À l’autre bout de la ville, Cédric Maisse, ancien communiste et animateur du groupe d’action voisin, n’est globalement d’accord sur rien avec Loïc – si ce n’est que tous deux constatent « un coup de mou » dans l’investissement militant depuis quelques mois. Celui qui a tenté sa chance aux législatives sur la circonscription voisine de celle de François Ruffin est totalement opposé au « bidouillage électoral » avec le PCF local, ancien allié du PS : « Ce qu’il faut, c’est de la clarté. C’est ça qui fait le succès de Mélenchon car la politique est pleine de compromis pourris », observe Cédric Maisse, sous le regard approbateur de Pablo, son camarade « primo-militant », réfugié politique d’Argentine, qui apprécie tout, sans réserve, de la FI.
Cédric Maisse, lui, ose néanmoins une petite critique : « Le côté mouvement, sans intermédiaires, ça me gêne un peu quand même. O.K., le problème dans les partis, c’est l’emprise des élus, mais là, on manque de contacts et de débat avec le national. Si Mélenchon se trompe : qui lui dira ? »
Figure de La France insoumise à Saint-Ouen (93), Bally Bagayoko ne désespère pas de se faire entendre. Il y a une dizaine de jours, alors que la polémique sur la liste des européennes commençait à enfler, il a envoyé des messages à Charlotte Girard et Manuel Bompard, les deux têtes de liste aux européennes, pour leur faire part de son inquiétude. « Faute d’espaces de discussion en interne, le conflit s’est déplacé dans la presse, ce n’est pas une bonne chose car du coup, on ne parle pas de toutes les choses positives que l’on fait », estime celui qui a co-rédigé la partie « Sport » du programme de la FI pour la présidentielle.
Il milite désormais pour créer des espaces de discussions à l’intérieur du mouvement. « Il en va de notre crédibilité, de notre durabilité, et de la nécessité d’éviter une hémorragie militante, explique-t-il. Il faut que nous nous respections entre insoumis, que toute personne qui exprime des divergences ne se sente mal à l’aise, et que les désaccords soient discutés tranquillement. Il ne faudrait pas que les “petites toux” que l’on voit émerger à chaque séquence électorale se transforment en un tsunami insurrectionnel. »
Bally Bagayoko dit avoir été écouté avec attention et bienveillance par Charlotte Girard et Manuel Bompard.
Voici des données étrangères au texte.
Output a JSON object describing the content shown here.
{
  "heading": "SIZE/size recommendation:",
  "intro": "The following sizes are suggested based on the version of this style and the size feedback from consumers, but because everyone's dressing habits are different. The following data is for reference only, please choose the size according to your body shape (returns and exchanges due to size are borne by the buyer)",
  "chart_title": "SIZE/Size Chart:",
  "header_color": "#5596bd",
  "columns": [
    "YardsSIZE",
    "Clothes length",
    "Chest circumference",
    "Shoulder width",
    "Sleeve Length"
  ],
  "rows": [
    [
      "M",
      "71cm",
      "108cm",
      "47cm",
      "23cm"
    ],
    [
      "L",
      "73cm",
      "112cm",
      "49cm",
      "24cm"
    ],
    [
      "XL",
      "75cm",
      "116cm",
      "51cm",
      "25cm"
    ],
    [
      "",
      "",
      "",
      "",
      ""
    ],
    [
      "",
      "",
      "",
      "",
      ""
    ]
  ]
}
Peut-être comme une réponse à ces demandes d’ouvrir davantage le mouvement à la discussion, ce dernier a annoncé à Mediapart qu’une nouvelle structure dénommée « Forum politique » pourrait bientôt voir le jour : « Des acteurs syndicaux ou associatifs comme des chercheurs, des philosophes, des artistes, ou des écrivains, débattraient des concepts stratégiques de La France insoumise avec l’ensemble de ces personnes pour préciser sa réflexion en s’enrichissant des réflexions qui existent dans la société. » Pour les détails, rendez-vous à la rentrée.
PAULINE GRAULLE
Plus de 20 interviews, en face à face ou au téléphone, ont été réalisées pour cette enquête qui s’est étalée sur plusieurs semaines, et qui a commencé avant la crise ouverte par la liste aux européennes. À l’exception d’un responsable national cité sous couvert d’anonymat, n’ont été retenus dans l’article que les témoignages réalisés en « on », et dont les propos ont pu être recoupés ou vérifiés.
Tous les interviewés – sauf les deux chercheurs – se sont dits militants « insoumis » (rappelons qu’il n’y a pas de carte de membres, ni de cotisation à verser pour devenir « insoumis »).
Beaucoup des militants interrogés ont été rencontrés au hasard de la campagne présidentielle puis législative, l’an dernier. Ils ont été recontactés pour un bilan « un an après ». Plusieurs personnes contactées par Mediapart ont décliné nos demandes d’interviews.